I don't think there is a more accurate equation, unless you want one which accounts for differences in resolving power from eye to eye. The equation is just right angle trig.

L = Distance from observer to post
W = Post Width
Theta = Arc whose arclength is post at the sight radius in radians
MOA = Arc whose arclength is post at the sight radius in arcminutes

Theta = 2*atan(W/2L)

MOA = (3438) Theta

If we use sight radius that gives 20 MOA like you said. If we try 16.5 instead of 12 that gives you 14.8 MOA, which is (only a bit) closer to what you observed.

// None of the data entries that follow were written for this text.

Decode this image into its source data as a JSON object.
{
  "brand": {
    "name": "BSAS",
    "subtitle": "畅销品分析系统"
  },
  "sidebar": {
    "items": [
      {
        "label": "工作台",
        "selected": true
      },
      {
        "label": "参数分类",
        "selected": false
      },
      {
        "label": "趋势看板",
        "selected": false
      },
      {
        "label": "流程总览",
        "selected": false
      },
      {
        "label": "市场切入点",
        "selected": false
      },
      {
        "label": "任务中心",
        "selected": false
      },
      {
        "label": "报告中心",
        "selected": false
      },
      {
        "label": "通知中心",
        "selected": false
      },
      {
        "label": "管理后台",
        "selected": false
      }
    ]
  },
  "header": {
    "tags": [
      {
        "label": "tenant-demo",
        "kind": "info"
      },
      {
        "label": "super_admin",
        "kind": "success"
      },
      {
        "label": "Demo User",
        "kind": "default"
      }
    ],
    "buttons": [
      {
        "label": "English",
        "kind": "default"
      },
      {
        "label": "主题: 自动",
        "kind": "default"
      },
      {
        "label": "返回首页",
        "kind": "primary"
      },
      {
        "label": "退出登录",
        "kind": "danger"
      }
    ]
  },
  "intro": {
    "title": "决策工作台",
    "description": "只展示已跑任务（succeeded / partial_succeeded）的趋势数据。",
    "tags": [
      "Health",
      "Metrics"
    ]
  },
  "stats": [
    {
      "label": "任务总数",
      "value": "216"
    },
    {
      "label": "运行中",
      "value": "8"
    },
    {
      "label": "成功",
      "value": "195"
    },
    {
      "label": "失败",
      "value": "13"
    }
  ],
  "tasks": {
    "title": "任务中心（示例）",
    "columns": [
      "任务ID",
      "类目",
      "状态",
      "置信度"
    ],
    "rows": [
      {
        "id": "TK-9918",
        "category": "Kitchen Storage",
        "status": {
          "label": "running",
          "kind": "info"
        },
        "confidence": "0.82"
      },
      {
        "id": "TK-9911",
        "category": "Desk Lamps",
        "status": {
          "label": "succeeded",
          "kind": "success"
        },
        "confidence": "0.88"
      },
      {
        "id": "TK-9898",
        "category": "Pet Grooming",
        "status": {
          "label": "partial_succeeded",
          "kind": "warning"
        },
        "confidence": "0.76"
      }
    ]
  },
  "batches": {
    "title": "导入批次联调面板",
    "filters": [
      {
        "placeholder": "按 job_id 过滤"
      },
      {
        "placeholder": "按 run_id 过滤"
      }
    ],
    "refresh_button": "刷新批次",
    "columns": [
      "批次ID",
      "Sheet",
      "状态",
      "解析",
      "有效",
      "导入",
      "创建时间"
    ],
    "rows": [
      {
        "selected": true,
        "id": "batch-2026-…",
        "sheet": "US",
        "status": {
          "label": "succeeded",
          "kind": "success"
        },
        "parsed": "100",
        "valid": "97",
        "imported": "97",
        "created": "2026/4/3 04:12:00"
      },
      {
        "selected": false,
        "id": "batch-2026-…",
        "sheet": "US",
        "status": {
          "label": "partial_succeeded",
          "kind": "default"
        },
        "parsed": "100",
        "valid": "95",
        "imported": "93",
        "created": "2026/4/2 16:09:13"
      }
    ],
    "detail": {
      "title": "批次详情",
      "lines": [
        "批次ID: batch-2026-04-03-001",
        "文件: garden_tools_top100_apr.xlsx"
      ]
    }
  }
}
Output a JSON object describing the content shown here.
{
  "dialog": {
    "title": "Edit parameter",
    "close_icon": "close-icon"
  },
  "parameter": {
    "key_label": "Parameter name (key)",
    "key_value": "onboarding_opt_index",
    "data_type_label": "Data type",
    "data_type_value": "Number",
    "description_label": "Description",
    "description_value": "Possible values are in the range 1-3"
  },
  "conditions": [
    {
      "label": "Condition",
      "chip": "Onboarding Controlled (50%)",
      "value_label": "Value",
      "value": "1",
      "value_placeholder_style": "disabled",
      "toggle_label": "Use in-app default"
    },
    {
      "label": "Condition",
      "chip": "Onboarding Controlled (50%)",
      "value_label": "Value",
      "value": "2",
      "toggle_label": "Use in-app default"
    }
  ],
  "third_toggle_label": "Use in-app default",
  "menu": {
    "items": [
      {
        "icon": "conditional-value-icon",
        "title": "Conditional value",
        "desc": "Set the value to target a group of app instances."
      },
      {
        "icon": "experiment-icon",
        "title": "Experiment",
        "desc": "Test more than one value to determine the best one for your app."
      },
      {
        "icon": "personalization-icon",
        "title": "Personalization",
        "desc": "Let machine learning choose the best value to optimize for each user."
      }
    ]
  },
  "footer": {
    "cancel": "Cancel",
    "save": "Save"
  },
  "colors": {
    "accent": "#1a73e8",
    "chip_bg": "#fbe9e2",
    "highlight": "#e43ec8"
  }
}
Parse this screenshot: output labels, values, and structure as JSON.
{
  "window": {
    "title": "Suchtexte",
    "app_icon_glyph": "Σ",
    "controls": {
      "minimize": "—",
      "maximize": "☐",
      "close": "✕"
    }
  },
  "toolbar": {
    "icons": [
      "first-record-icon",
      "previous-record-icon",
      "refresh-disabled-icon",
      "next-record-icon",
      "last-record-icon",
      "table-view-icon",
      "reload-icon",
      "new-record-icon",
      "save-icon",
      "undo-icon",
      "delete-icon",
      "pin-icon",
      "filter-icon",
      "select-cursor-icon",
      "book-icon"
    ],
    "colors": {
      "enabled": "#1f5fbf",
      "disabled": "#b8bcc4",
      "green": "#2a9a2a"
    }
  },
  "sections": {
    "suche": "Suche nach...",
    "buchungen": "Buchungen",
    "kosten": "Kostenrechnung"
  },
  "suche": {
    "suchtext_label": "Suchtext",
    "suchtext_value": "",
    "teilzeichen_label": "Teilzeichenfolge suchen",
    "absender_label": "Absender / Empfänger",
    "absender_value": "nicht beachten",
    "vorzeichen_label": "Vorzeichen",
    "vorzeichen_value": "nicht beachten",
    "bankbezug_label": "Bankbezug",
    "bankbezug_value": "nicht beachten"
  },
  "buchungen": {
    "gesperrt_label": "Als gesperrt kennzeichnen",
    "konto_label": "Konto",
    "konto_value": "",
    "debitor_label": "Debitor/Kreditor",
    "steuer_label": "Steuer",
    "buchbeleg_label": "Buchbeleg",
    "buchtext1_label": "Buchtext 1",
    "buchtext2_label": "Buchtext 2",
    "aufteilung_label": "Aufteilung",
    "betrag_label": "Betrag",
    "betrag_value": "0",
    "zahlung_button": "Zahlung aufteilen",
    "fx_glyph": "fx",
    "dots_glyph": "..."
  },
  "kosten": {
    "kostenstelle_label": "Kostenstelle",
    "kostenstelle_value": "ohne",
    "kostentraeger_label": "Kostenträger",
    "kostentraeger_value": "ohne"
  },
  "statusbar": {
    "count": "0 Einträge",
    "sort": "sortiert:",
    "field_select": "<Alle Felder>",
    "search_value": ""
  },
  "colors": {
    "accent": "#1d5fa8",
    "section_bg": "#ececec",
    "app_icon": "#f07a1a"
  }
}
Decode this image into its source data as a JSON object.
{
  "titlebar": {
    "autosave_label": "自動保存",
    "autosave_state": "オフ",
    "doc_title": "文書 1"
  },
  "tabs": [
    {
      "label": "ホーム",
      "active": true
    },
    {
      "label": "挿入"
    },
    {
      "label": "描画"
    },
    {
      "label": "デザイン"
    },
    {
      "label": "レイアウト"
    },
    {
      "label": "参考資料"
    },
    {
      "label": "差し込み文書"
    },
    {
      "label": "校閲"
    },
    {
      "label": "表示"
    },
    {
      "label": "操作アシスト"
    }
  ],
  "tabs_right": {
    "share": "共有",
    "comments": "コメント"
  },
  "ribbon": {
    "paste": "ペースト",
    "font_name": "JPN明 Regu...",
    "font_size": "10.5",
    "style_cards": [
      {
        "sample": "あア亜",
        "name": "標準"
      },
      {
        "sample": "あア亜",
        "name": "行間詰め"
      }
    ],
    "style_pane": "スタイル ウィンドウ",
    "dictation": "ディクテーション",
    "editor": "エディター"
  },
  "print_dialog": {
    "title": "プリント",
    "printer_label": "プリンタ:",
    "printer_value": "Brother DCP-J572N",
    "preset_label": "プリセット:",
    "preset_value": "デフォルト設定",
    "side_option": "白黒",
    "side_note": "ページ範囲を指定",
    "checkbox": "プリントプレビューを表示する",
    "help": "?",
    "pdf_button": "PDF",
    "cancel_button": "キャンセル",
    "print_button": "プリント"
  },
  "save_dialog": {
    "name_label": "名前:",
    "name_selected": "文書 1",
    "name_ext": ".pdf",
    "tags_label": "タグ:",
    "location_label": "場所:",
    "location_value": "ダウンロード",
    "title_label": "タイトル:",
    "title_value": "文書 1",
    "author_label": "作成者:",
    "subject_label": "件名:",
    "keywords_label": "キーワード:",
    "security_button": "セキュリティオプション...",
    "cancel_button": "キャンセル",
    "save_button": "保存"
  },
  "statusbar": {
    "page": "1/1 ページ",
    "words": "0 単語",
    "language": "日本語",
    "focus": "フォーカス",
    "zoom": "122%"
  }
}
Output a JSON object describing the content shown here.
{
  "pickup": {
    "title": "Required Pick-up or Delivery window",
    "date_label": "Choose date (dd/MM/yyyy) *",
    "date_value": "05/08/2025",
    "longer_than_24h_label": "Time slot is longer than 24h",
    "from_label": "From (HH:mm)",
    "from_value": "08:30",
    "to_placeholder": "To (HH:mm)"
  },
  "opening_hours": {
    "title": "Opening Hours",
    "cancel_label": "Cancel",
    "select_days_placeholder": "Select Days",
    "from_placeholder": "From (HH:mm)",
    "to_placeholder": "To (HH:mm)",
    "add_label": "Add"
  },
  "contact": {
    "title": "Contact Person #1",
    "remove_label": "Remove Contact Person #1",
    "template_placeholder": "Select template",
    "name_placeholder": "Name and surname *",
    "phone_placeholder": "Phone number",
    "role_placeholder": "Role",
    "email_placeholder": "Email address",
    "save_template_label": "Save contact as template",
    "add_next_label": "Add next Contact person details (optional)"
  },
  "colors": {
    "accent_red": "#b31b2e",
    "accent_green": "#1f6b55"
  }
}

I think you should use distance between eye and FSP to figure FSP arcwidth. The rear sight is only there to ensure alignment. The calculation using sight radius is made under the assumption that you are shooting "nose to charging handle," that is, your eye is right behind the rear sight.

Hmmm, that seems high to me.  When shooting at 4moa targets, my fsp covers them with about 2moa left on each side.  I would've guessed about 8moa as well, I wonder why there's such a big discrepancy between our experience and the math?

Carbine Gas System
12.7 MOA

Site width is W (in this case 0.070")
Distance from eye to sight is R (in this case 19")
A circle has 360 degrees, and there are 60 minutes per degree, so a circle has 21,600 minutes

To find the MOA of your sight:
21,600 * (W / (2 * 3.14159 * R))

The circumference of a circle with your eye at the center and the sight at the edge:
(2 * 3.14159 * 19) = 6.28318 * 19 = 119.38042

How much of it the sight covers:
(W/119.38042) = 0.070/119.38042 = 0.0005863608

Multiply that times the minutes in a circle:
0.0005863608 * 21,600 = 12.665 minutes.

In this case (19"), your front sight would cover about 12.7 MOA.

Thanks for the math help guys! I'm gonna stop out to the range and double check the distance-to-target as it is my only variable that could be throwing my measurement off by 6" at 100 yards.

In case you were curious why my equation differed from RedFalconBill's, mine is the "exact" expression. His expression is valid when the argument of the arctangent W/2L is a small number ( << 1), so that atan(W/2L) is approximately W/2L. This is usually always the case when talking about shooting, so the difference between the two equations is small enough to ignore.

A standard front sight on an AR is 0.070" in width.

With an A2/A4 and fixed stock the front sight would cover 10 MOA (+/-), depending upon the distance of your eye to the front sight.

Just an update.  Went to my local range and it measured 298 ft to the target. Not too bad. I also double checked my target coverage and it appears to cover just a bit more than the 8" target. So everything seems to match with a 10-12" coverage at 100 yards. Thanks again for the math help.